Precious Lives, Meaningful Choices

From the University of Calgary Teaching and Learning Centre. Among children with multiple special needs are some whose medical conditions will severely limit their potential lives. Their families struggle to give them the best possible quality of life while knowing that the time they have is limited. In this film four families share their experiences.

Shaian Hasheminia was born with a rare neurodegenerative disease. He cannot hold his head up, and must be catheterized, tube-fed, and frequently suctioned. Cassandra Patterson was born with a rare genetic deletion. She's now 18 months old, has multiple medical issues, and is deaf. Ronan Houghton had an undiagnosed neurodegenerative condition, yet was able to attend school in a wheelchair with the constant attendance of an aide. He died at five. David Walsh is seven years old and has Infant Refsum's disease. He has no muscular control, and needs hearing aids and leg braces. He goes to school, but must return home at lunch for tube feeding.

Among the challenges their parents discuss are finding and training care assistants; dealing with caregiver turnover; coping with medical staff unfamiliar with these rare conditions; meeting the needs of the family's other children; and, most of all, dealing with constant uncertainty about when the end will come.

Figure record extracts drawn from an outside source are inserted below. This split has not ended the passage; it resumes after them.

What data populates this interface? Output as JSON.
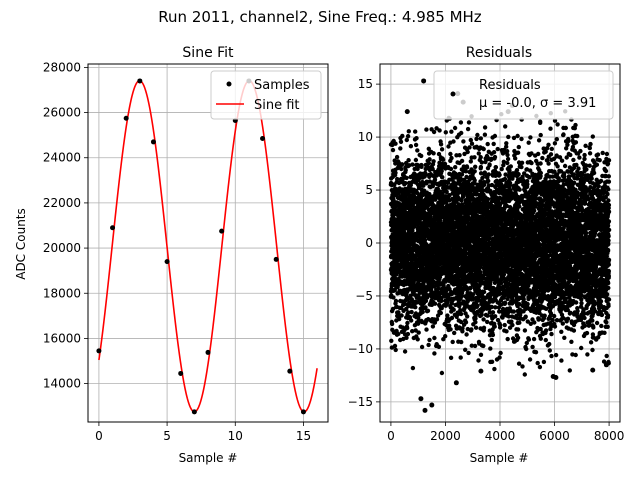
{
  "suptitle": "Run 2011, channel2, Sine Freq.: 4.985 MHz",
  "chart_data": [
    {
      "type": "scatter+line",
      "title": "Sine Fit",
      "xlabel": "Sample #",
      "ylabel": "ADC Counts",
      "xlim": [
        -0.8,
        16.8
      ],
      "ylim": [
        12300,
        28150
      ],
      "xticks": [
        0,
        5,
        10,
        15
      ],
      "yticks": [
        14000,
        16000,
        18000,
        20000,
        22000,
        24000,
        26000,
        28000
      ],
      "grid": true,
      "legend": {
        "placement": "top-right",
        "entries": [
          "Samples",
          "Sine fit"
        ]
      },
      "series": [
        {
          "name": "Samples",
          "kind": "scatter",
          "color": "#000000",
          "x": [
            0,
            1,
            2,
            3,
            4,
            5,
            6,
            7,
            8,
            9,
            10,
            11,
            12,
            13,
            14,
            15
          ],
          "y": [
            15450,
            20900,
            25750,
            27400,
            24700,
            19400,
            14450,
            12750,
            15380,
            20750,
            25650,
            27400,
            24850,
            19500,
            14550,
            12750
          ]
        },
        {
          "name": "Sine fit",
          "kind": "line",
          "color": "#ff0000",
          "model": {
            "offset": 20080,
            "amplitude": 7330,
            "period": 8.045,
            "phase_sample": 0.97,
            "x_range": [
              0,
              16
            ]
          }
        }
      ]
    },
    {
      "type": "scatter",
      "title": "Residuals",
      "xlabel": "Sample #",
      "ylabel": "",
      "xlim": [
        -400,
        8400
      ],
      "ylim": [
        -16.9,
        16.9
      ],
      "xticks": [
        0,
        2000,
        4000,
        6000,
        8000
      ],
      "yticks": [
        -15,
        -10,
        -5,
        0,
        5,
        10,
        15
      ],
      "grid": true,
      "legend": {
        "placement": "top-right",
        "entries": [
          "Residuals",
          "μ = -0.0, σ = 3.91"
        ]
      },
      "series": [
        {
          "name": "Residuals",
          "kind": "scatter",
          "color": "#000000",
          "n_points": 8000,
          "x_range": [
            0,
            7999
          ],
          "mean": -0.0,
          "sigma": 3.91,
          "outliers": [
            [
              1200,
              15.3
            ],
            [
              1250,
              -15.8
            ],
            [
              1500,
              -15.3
            ],
            [
              1100,
              -14.7
            ],
            [
              2450,
              14.1
            ],
            [
              2400,
              -13.2
            ],
            [
              5950,
              -12.6
            ],
            [
              6050,
              -12.7
            ],
            [
              3300,
              -12.1
            ],
            [
              7400,
              -12.0
            ],
            [
              7900,
              -11.5
            ],
            [
              2650,
              13.3
            ],
            [
              4450,
              13.0
            ],
            [
              4300,
              12.4
            ],
            [
              600,
              12.4
            ]
          ]
        }
      ]
    }
  ]
}
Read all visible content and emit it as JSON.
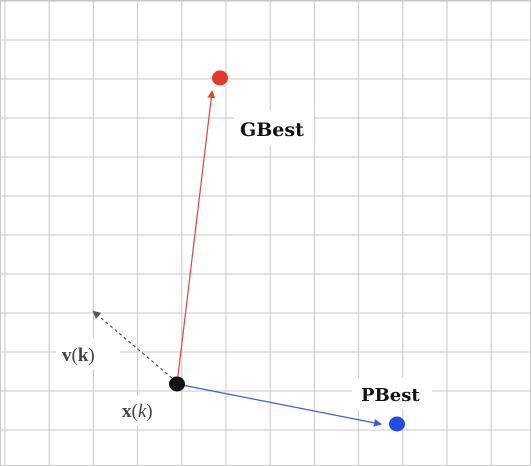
{
  "diagram": {
    "labels": {
      "gbest": "GBest",
      "pbest": "PBest",
      "velocity_bold": "v",
      "velocity_arg_bold": "k",
      "position_bold": "x",
      "position_arg_italic": "k",
      "open_paren": "(",
      "close_paren": ")"
    },
    "nodes": {
      "current_color": "#111111",
      "gbest_color": "#e5372b",
      "pbest_color": "#1f4fe6"
    },
    "arrows": {
      "to_gbest_color": "#d9463a",
      "to_pbest_color": "#3b5fd9",
      "velocity_color": "#555555"
    },
    "grid_color": "#c8c8c8"
  }
}
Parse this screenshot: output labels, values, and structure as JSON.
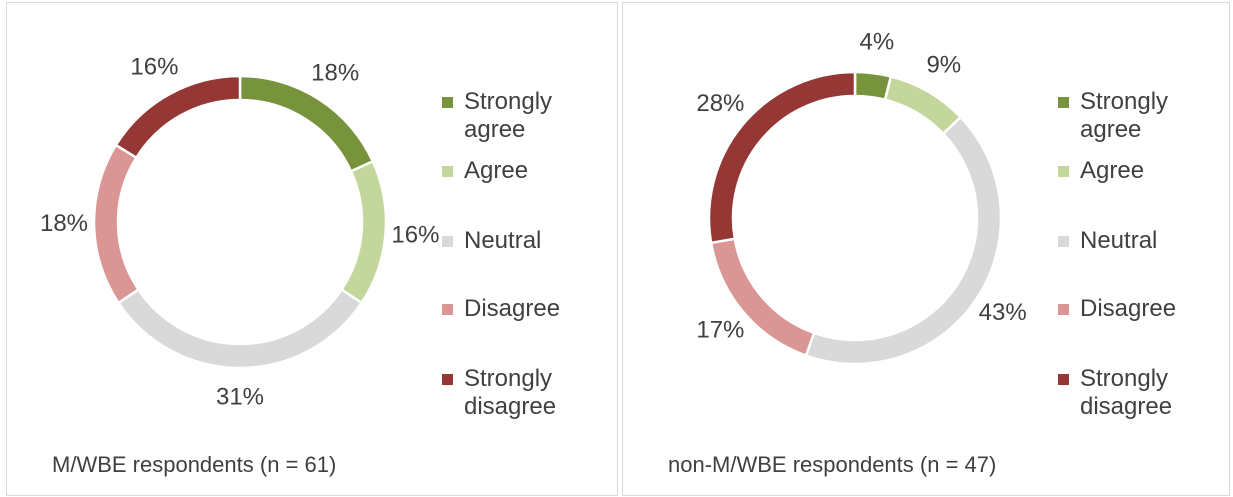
{
  "chart_data": [
    {
      "type": "donut",
      "title": "M/WBE respondents  (n = 61)",
      "categories": [
        "Strongly agree",
        "Agree",
        "Neutral",
        "Disagree",
        "Strongly disagree"
      ],
      "values": [
        18,
        16,
        31,
        18,
        16
      ],
      "value_labels": [
        "18%",
        "16%",
        "31%",
        "18%",
        "16%"
      ],
      "colors": [
        "#77933c",
        "#c3d69b",
        "#d9d9d9",
        "#d99694",
        "#953735"
      ]
    },
    {
      "type": "donut",
      "title": "non-M/WBE respondents  (n = 47)",
      "categories": [
        "Strongly agree",
        "Agree",
        "Neutral",
        "Disagree",
        "Strongly disagree"
      ],
      "values": [
        4,
        9,
        43,
        17,
        28
      ],
      "value_labels": [
        "4%",
        "9%",
        "43%",
        "17%",
        "28%"
      ],
      "colors": [
        "#77933c",
        "#c3d69b",
        "#d9d9d9",
        "#d99694",
        "#953735"
      ]
    }
  ]
}
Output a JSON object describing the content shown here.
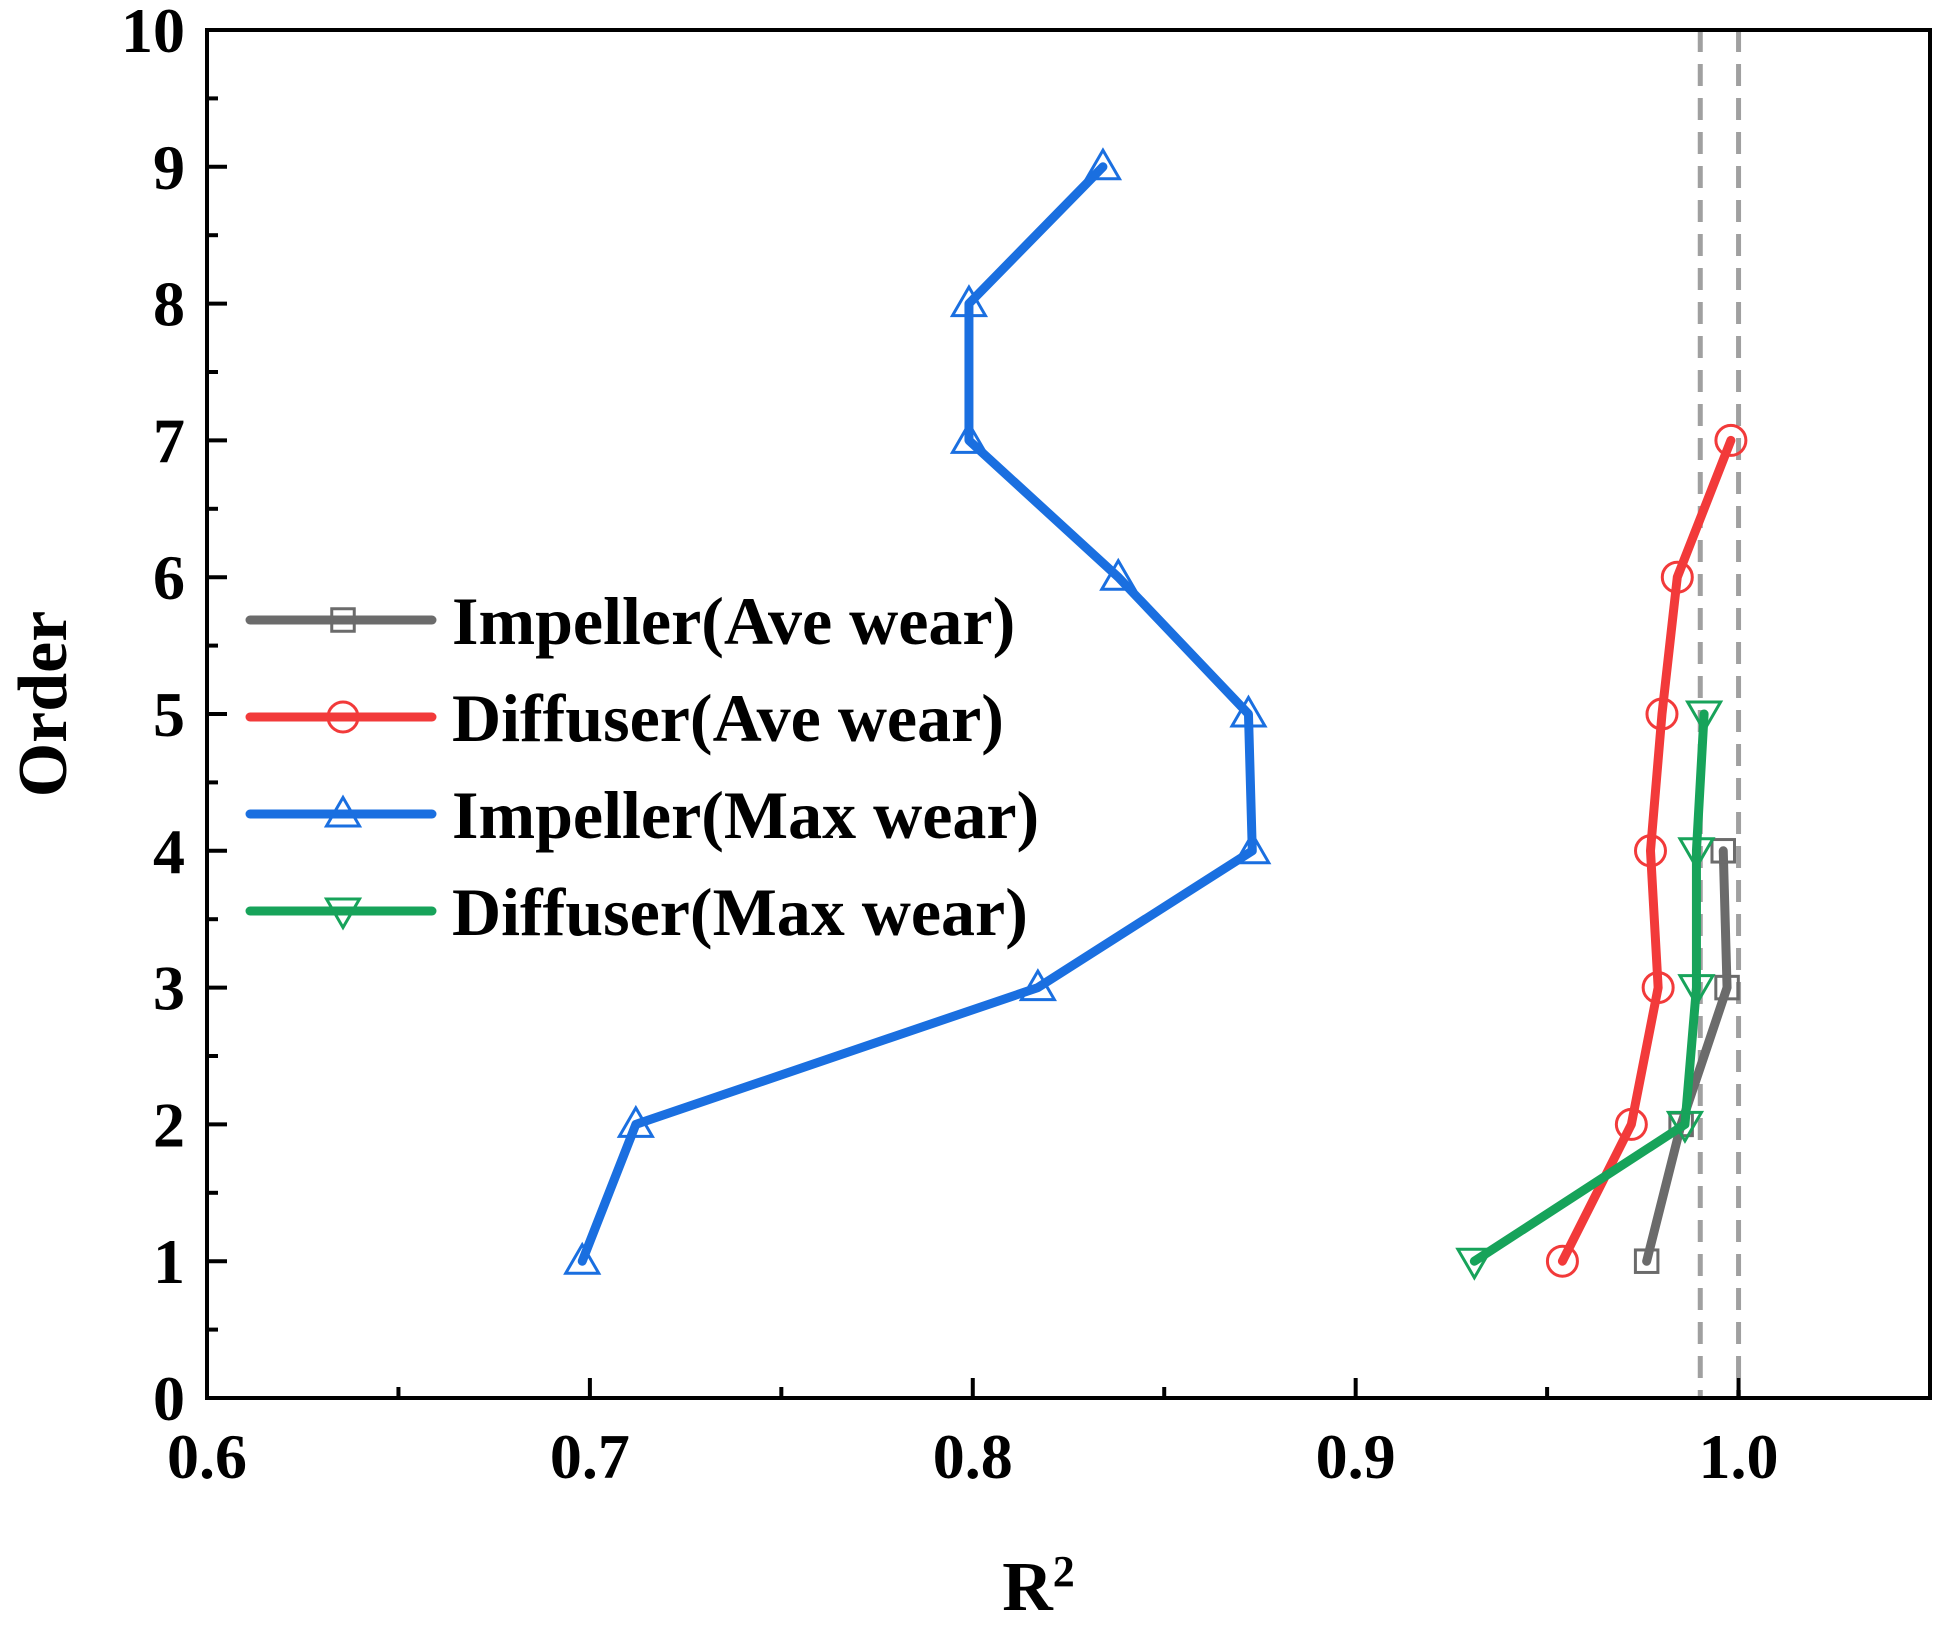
{
  "chart_data": {
    "type": "line",
    "orientation": "vertical-profile",
    "title": "",
    "xlabel": "R",
    "xlabel_superscript": "2",
    "ylabel": "Order",
    "xlim": [
      0.6,
      1.05
    ],
    "ylim": [
      0,
      10
    ],
    "x_ticks": [
      0.6,
      0.7,
      0.8,
      0.9,
      1.0
    ],
    "x_tick_labels": [
      "0.6",
      "0.7",
      "0.8",
      "0.9",
      "1.0"
    ],
    "y_ticks": [
      0,
      1,
      2,
      3,
      4,
      5,
      6,
      7,
      8,
      9,
      10
    ],
    "y_tick_labels": [
      "0",
      "1",
      "2",
      "3",
      "4",
      "5",
      "6",
      "7",
      "8",
      "9",
      "10"
    ],
    "reference_lines_x": [
      0.99,
      1.0
    ],
    "grid": false,
    "legend_position": "center-left",
    "series": [
      {
        "name": "Impeller(Ave wear)",
        "color": "#6b6b6b",
        "marker": "square",
        "points": [
          {
            "x": 0.976,
            "y": 1
          },
          {
            "x": 0.985,
            "y": 2
          },
          {
            "x": 0.997,
            "y": 3
          },
          {
            "x": 0.996,
            "y": 4
          }
        ]
      },
      {
        "name": "Diffuser(Ave wear)",
        "color": "#f23a3a",
        "marker": "circle",
        "points": [
          {
            "x": 0.954,
            "y": 1
          },
          {
            "x": 0.972,
            "y": 2
          },
          {
            "x": 0.979,
            "y": 3
          },
          {
            "x": 0.977,
            "y": 4
          },
          {
            "x": 0.98,
            "y": 5
          },
          {
            "x": 0.984,
            "y": 6
          },
          {
            "x": 0.998,
            "y": 7
          }
        ]
      },
      {
        "name": "Impeller(Max wear)",
        "color": "#1a6fe0",
        "marker": "triangle-up",
        "points": [
          {
            "x": 0.698,
            "y": 1
          },
          {
            "x": 0.712,
            "y": 2
          },
          {
            "x": 0.817,
            "y": 3
          },
          {
            "x": 0.873,
            "y": 4
          },
          {
            "x": 0.872,
            "y": 5
          },
          {
            "x": 0.838,
            "y": 6
          },
          {
            "x": 0.799,
            "y": 7
          },
          {
            "x": 0.799,
            "y": 8
          },
          {
            "x": 0.834,
            "y": 9
          }
        ]
      },
      {
        "name": "Diffuser(Max wear)",
        "color": "#17a35a",
        "marker": "triangle-down",
        "points": [
          {
            "x": 0.931,
            "y": 1
          },
          {
            "x": 0.986,
            "y": 2
          },
          {
            "x": 0.989,
            "y": 3
          },
          {
            "x": 0.989,
            "y": 4
          },
          {
            "x": 0.991,
            "y": 5
          }
        ]
      }
    ]
  }
}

One parent talks despairingly about how tired she had become of teaching hospital staff about her child's condition. When she asked that she not have to deal with any more student nurses, she was labeled a 'difficult' parent. Other parents point out that staff see the children at their worst, disoriented and stressed by the hospital environment. They don't see the quality of life the children experience at home, and therefore assume that the parents are just waiting for the child to die, and do not want anything other than palliative care. One parent talks of being repeatedly pressured to sign a do-not-resuscitate order, and told she didn't understand how serious the situation was. Yet families talk about positive conversations with medical professionals as well, and of the ways that physicians and nurses have helped them to deal with their situations.

These families are embracing their children's lives with courage, love, and hope in the midst of uncertainty. Their reflections will be enormously supportive for parents in similar situations, and will help healthcare providers gain insight into how such families learn to cope with children who have progressive, life-limiting illnesses.